If that one comes back clean, move to the next check. If it does not, stop and dig in there before layering more verification on top of a red signal.

wevtutil epl System system.evtx  # export for offline review

Only when every line above runs clean do I close the ticket and update the runbook with the timestamps.

Where I check first when the docs disagree

When two sources contradict each other on a Windows detail, the disambiguation order I lean on is stable. I usually start at learn.microsoft.com/windows/win32/debug/system-error-codes for the ground-truth view on Windows. I usually start at github.com/microsoft/Windows-Driver-Frameworks for the ground-truth view on Windows.

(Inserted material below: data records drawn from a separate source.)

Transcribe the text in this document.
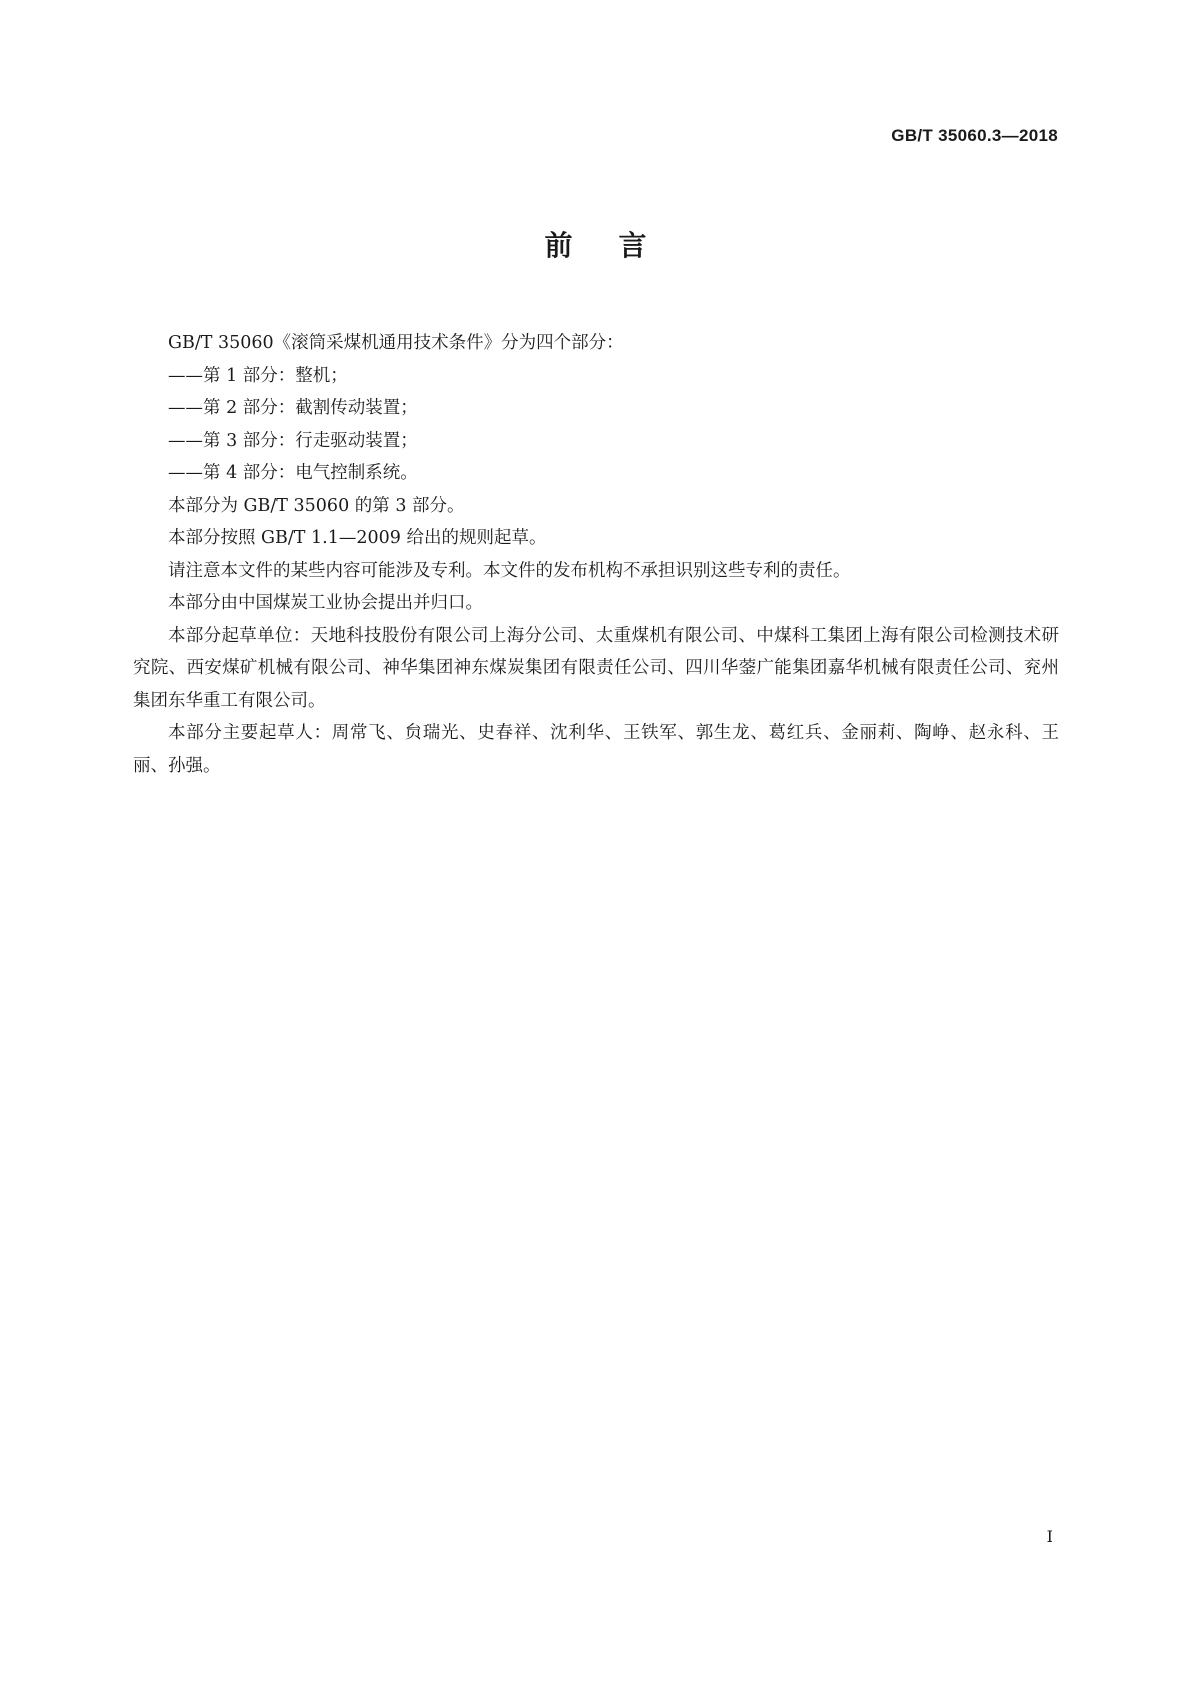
GB/T 35060.3—2018
前言

GB/T 35060《滚筒采煤机通用技术条件》分为四个部分：

——第 1 部分：整机；

——第 2 部分：截割传动装置；

——第 3 部分：行走驱动装置；

——第 4 部分：电气控制系统。

本部分为 GB/T 35060 的第 3 部分。

本部分按照 GB/T 1.1—2009 给出的规则起草。

请注意本文件的某些内容可能涉及专利。本文件的发布机构不承担识别这些专利的责任。

本部分由中国煤炭工业协会提出并归口。

本部分起草单位：天地科技股份有限公司上海分公司、太重煤机有限公司、中煤科工集团上海有限公司检测技术研究院、西安煤矿机械有限公司、神华集团神东煤炭集团有限责任公司、四川华蓥广能集团嘉华机械有限责任公司、兖州集团东华重工有限公司。

本部分主要起草人：周常飞、贠瑞光、史春祥、沈利华、王铁军、郭生龙、葛红兵、金丽莉、陶峥、赵永科、王丽、孙强。

I
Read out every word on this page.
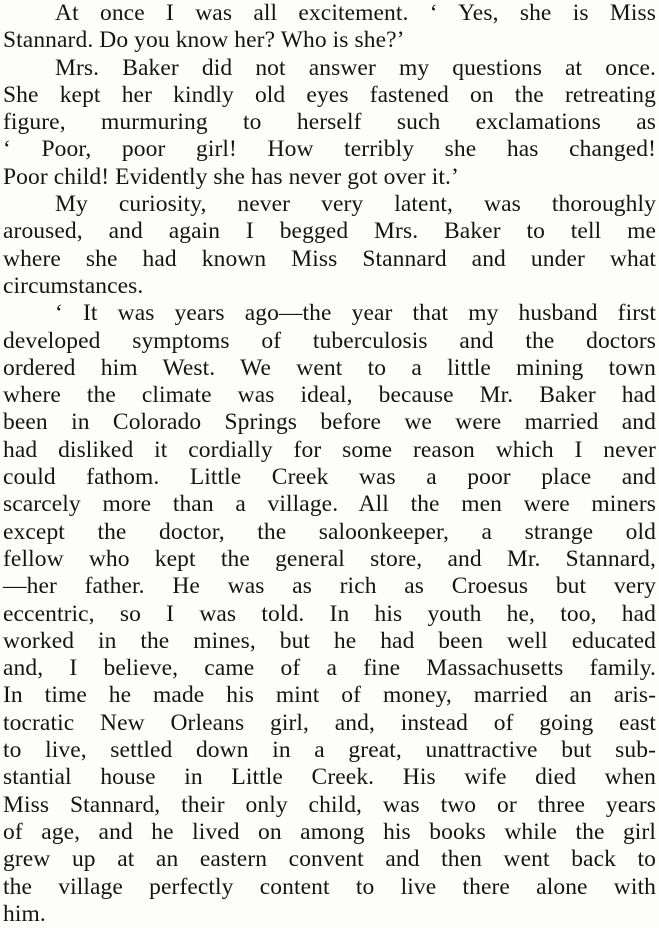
At once I was all excitement. ‘ Yes, she is Miss
Stannard. Do you know her? Who is she?’
Mrs. Baker did not answer my questions at once.
She kept her kindly old eyes fastened on the retreating
figure, murmuring to herself such exclamations as
‘ Poor, poor girl! How terribly she has changed!
Poor child! Evidently she has never got over it.’
My curiosity, never very latent, was thoroughly
aroused, and again I begged Mrs. Baker to tell me
where she had known Miss Stannard and under what
circumstances.
‘ It was years ago—the year that my husband first
developed symptoms of tuberculosis and the doctors
ordered him West. We went to a little mining town
where the climate was ideal, because Mr. Baker had
been in Colorado Springs before we were married and
had disliked it cordially for some reason which I never
could fathom. Little Creek was a poor place and
scarcely more than a village. All the men were miners
except the doctor, the saloonkeeper, a strange old
fellow who kept the general store, and Mr. Stannard,
—her father. He was as rich as Croesus but very
eccentric, so I was told. In his youth he, too, had
worked in the mines, but he had been well educated
and, I believe, came of a fine Massachusetts family.
In time he made his mint of money, married an aris-
tocratic New Orleans girl, and, instead of going east
to live, settled down in a great, unattractive but sub-
stantial house in Little Creek. His wife died when
Miss Stannard, their only child, was two or three years
of age, and he lived on among his books while the girl
grew up at an eastern convent and then went back to
the village perfectly content to live there alone with
him.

I usually start at support.microsoft.com for the ground-truth view on Windows. I usually start at techcommunity.microsoft.com/category/windows for the ground-truth view on Windows. Random blog posts and reseller wikis are signal, not ground truth, and I treat them as such until the references above either confirm or contradict the claim.

Pitfalls I have walked into on this exact path

The shortcuts that look smart on the 0xC01E0355 symptom have a habit of biting back. The pitfalls below are the ones I have personally walked into on a Windows unit, not things I read about. DISM RestoreHealth needs network or a known-good source image; the most common cause of a failed RestoreHealth is a blocked Windows Update endpoint. STOP codes look terrifying but the first DWORD almost always points directly at the responsible driver. Windows error codes come in a handful of families; once you recognise the family, the doc page is one search away. When in doubt I revert to the slower path that the manual prescribes - the time I save by skipping it is always smaller than the time I spend cleaning up afterwards.

What I tell the next on-call

When I hand the 0xC01E0355 symptom off to the next person on rotation, the three lines I leave in the runbook are these. First, the symptom signature for Windows on the Windows family - not a paraphrase, the exact string that surfaces. Second, the diagnostic that gave the highest signal in the least time. Third, the exact verification command whose green output justified closing the ticket. That trio is what turns a one-off fix into a runbook entry the next engineer can use without paging me at three in the morning.

I also add a one-line note on the cost of getting this wrong. For the 0xC01E0355 symptom on a Windows unit, the cost is rarely the replacement part. It is the downtime, the second site visit, and the trust deficit you spend with whoever owns the asset when the fix does not hold. That framing keeps the next on-call from choosing the cheap-looking shortcut that ends up costing the most in elapsed hours and goodwill.